Unlike mother nature, humans “can literally move mountains, destroy mountains, create things that didn’t exist before or move matter in a way that didn’t exist before,” said Kopser in his introductory remarks.
On the other hand, investment in cleanweb companies siphons dollars and talent away from developing ideas and technology that could potentially impact the future of the entire planet.
Shahin Farschi of Lux Capital, who was asked to take the opposing side from Kopser in a moderated debate, pointed out that without the billions in investment capital and decades of work that have gone into developing solar power, there would be no Solar City, for example, which is “a successful cleantech company both for investors and the broader population,” said Farschi.
At the same time, Farschi said the cleanweb is “great” and he wouldn’t be opposed to backing an entrepreneur with a cleanweb company.
And yet, Farschi pointed to cars as an example of how the cleanweb, while innovative and creative, can potentially destroy long-range advancements that could help to resolve climate-change issues.
Farschi said that because of the Clean Air Act and improving car standards, cars today are much less harmful to the environment than by 1970s’ standards.
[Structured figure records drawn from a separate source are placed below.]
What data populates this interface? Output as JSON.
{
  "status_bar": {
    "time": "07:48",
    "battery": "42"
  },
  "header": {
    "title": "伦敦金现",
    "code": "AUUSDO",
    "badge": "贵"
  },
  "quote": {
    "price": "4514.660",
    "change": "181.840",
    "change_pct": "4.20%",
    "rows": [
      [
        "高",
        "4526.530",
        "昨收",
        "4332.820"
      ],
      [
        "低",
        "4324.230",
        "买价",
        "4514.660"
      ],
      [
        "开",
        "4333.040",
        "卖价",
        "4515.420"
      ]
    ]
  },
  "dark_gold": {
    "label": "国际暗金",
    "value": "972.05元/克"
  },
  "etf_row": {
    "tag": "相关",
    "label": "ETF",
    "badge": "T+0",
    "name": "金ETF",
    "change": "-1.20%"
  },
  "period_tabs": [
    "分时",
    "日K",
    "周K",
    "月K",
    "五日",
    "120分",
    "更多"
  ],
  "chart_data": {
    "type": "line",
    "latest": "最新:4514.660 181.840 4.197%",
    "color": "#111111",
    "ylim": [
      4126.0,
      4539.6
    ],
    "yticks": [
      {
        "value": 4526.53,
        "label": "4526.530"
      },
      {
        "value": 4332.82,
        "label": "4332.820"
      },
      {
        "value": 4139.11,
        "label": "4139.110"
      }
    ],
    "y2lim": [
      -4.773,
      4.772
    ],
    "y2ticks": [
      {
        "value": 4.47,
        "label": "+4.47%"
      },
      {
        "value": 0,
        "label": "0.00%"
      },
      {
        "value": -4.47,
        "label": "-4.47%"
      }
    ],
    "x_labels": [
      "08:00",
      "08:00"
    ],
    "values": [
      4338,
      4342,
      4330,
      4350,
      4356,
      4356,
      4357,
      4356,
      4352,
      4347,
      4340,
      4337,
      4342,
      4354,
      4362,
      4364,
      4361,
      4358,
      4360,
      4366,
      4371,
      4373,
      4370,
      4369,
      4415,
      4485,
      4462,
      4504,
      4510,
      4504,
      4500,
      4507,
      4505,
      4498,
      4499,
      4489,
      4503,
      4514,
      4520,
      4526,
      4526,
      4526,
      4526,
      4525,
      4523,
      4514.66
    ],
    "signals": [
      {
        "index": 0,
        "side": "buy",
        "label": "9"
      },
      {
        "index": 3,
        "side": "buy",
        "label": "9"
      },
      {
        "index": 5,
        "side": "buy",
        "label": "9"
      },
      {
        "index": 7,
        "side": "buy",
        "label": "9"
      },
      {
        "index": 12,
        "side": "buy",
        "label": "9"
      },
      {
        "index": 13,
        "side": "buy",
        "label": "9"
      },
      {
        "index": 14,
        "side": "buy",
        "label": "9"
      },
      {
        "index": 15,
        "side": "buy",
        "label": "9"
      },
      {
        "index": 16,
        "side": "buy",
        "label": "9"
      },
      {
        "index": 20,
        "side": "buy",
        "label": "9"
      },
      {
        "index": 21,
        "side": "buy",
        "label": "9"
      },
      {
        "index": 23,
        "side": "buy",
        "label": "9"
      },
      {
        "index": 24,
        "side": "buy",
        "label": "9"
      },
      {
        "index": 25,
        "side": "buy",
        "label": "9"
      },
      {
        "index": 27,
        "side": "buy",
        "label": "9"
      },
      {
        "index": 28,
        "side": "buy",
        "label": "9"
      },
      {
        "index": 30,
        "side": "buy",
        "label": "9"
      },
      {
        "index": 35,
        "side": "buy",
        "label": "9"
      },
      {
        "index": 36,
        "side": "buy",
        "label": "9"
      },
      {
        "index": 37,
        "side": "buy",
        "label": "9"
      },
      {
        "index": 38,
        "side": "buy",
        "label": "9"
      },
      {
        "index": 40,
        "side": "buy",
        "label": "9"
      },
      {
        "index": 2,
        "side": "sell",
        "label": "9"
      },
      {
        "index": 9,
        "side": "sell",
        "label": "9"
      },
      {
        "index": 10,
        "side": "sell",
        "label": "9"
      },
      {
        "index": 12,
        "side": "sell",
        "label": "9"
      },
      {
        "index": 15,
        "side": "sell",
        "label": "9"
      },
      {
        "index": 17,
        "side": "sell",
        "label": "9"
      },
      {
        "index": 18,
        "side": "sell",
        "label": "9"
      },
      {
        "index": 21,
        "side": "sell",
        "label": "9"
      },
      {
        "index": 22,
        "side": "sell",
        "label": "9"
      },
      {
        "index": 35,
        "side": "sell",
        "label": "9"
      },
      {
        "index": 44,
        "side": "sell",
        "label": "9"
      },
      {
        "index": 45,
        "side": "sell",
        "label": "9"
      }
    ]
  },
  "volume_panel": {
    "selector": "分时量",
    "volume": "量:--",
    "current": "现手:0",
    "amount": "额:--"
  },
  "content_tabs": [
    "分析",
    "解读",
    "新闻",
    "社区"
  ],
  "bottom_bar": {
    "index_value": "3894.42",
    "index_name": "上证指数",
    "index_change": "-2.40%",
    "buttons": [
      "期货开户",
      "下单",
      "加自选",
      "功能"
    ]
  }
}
In the context of the cleanweb, if people were still driving cars with 1970s’ standards but were engaging in ridesharing, there would be far less miles driven in total, but the damage to the environment would be exponentially greater in comparison.
In response, Kopser pointed out that cleanweb companies and developments therein have also benefited efforts to improve policy by providing a treasure trove of data. For instance, cleanweb entrepreneurs can take telemetry and analytics data from emissions tests to provide feedback on car performance, which can then be used to enhance breaking and acceleration among drivers.
“That’s immediate, in the loop feedback,” said Kopser.
Farschi, for his part, agreed that efficiency gains were important, but said that not all countries benefit from the laws in the U.S., and if someone were to come up with a way to massively reduce the carbon dioxide coming out of a tailpipe, such a gain could have a greater impact on the atmosphere.